Okay, so you've just graduated with a bachelors degree. You studied music theory and composition. You've somehow got to make some money. You've got to get a job.
You write music for (and direct music for) theatrical productions, but it's not enough money, and it's not steady work.
You dress up in your best clothes and go around trying to get a job as a waiter - no luck, but you do get hired for one lunchtime rush of dishwashing, at which you are horrible and which ruins your only good shoes.
You get a job as a sales clerk in a musty sheet music store, where all the music is stored behind the counter in dozens of file cabinets. Minimum wage, but at least it's a job in the music business.
You try your hand at teaching piano to kids. But you're just not the kind of guy who can get excited about "Hot Cross Buns", and you're not really the kind of guy who knows what to tell a kid who says "I hate practicing". Your instinct is to tell them to give it up if they don't like it. Heck, I did, and look where it got me...I ended up being a musician anyway.
Then you get your dream job. Singing Telegrams. Oh, it may sound hokey. It may BE hokey. But here's the thing about it...
|
Me and my brother, circa 1980 |
Every situation is brand new. All you've got is an address. You've got your bellboy outfit on, and you have to go find a particular person and sing them a witty song (memorized beforehand). You may be singing to a couple sitting at home watching TV. You may be singing at an office party where you've got to grab attention as if it were a bull. The recipient may be mortified - You've got to tone down the performance and work it to minimize their sense of embarrassment. The recipient may be thrilled - Give them the thrill of their life. The recipient may want to sing with you and take over your job - You've got to maintain control of the situation in the most friendly and funny way possible.
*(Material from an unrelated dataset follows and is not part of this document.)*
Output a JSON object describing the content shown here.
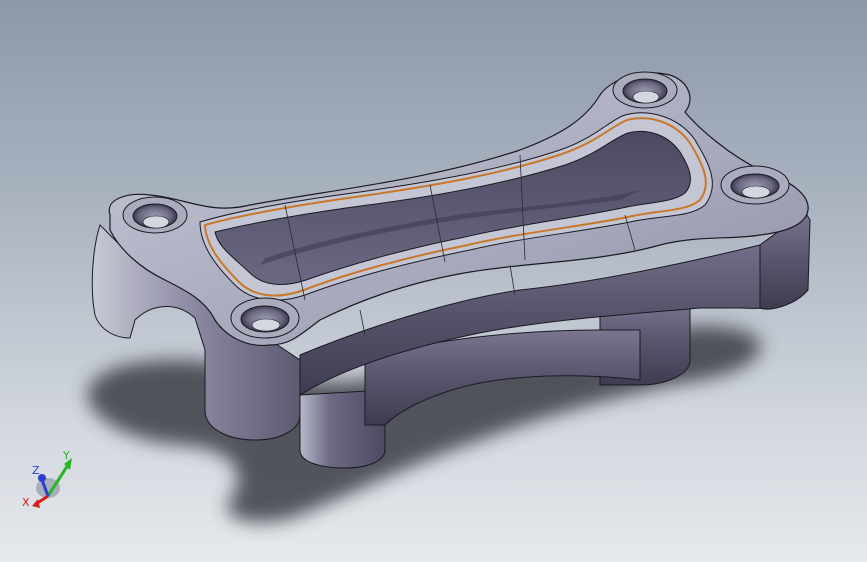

It was improv at its best. No, you're not making it all up, but you're paying attention to your own performance, you're paying attention to your audience, there is no fourth wall, the people you're singing to need to be reassured, your presence may embarrass them, but you have to take the sting out of it, and yet make it as funny and sweet as possible. I loved trying to take all that in and make the situation work.
And there was the down time between telegrams. Sometimes you'd drive 20 miles to deliver one, and then you've got another one in that neighborhood in 3 hours. You go to the local library, read some books. You go to the park, stretch out under a tree and write some music. The down time was a wonderful gift, too.
Nervous? Almost never. Singing to celebrities? No problem. Amazing to think that when I sang for Mrs. Walter Mondale (the Vice President's wife), I was not vetted, did not have to sign a loyalty oath, I just went to the restaurant and sang to her. Different times, eh? The one time I got nervous was when Jim Henson sent a telegram to Frank Oz on his wedding day. I was given an Ernie puppet, and was to sing a custom wedding song in the style of Ernie. I was out of my depth - I don't know puppets, and I'm not an instant mimic. I was nervous. I showed up at Frank's parents house somewhere in Oakland, and it was just Frank, his new wife, and 2 or 3 others. They looked at me like I was from another planet. I warbled the song, feeling foolish with the puppet on my hand. I was glad when that was over.
I got my biggest tip in the same neighborhood some time later, At a house where there was big party going on. The telegram was addressed to "Stoney Feeney". The sweet smell of pot was everywhere. I was offered tokes, but Bellboys don't do that kind of thing. I found Stoney sitting on a bench in the semi-darkness of the back yard. I sang my song, and held out the telegram for Stoney to take from the silver tray. He took the telegram and, reaching into a large brown grocery bag, put a heaping mound of vegetable matter on my silver tray. It was the biggest tip I ever got (in terms of dollar value), but it was rather awkward trying to get it home. I ended up putting it in my leather "mailbag", and later spent an hour trying to get all the seeds out of that thing.
The singing telegram gig only lasted 2 years at most. "Western Onion" (aka "National Onion") was bought up and mismanaged into insolvency. But really, the days of the singing telegram were numbered anyway. Pet Rocks, singing telegrams, dance crazes- they all have their time, and then fade away.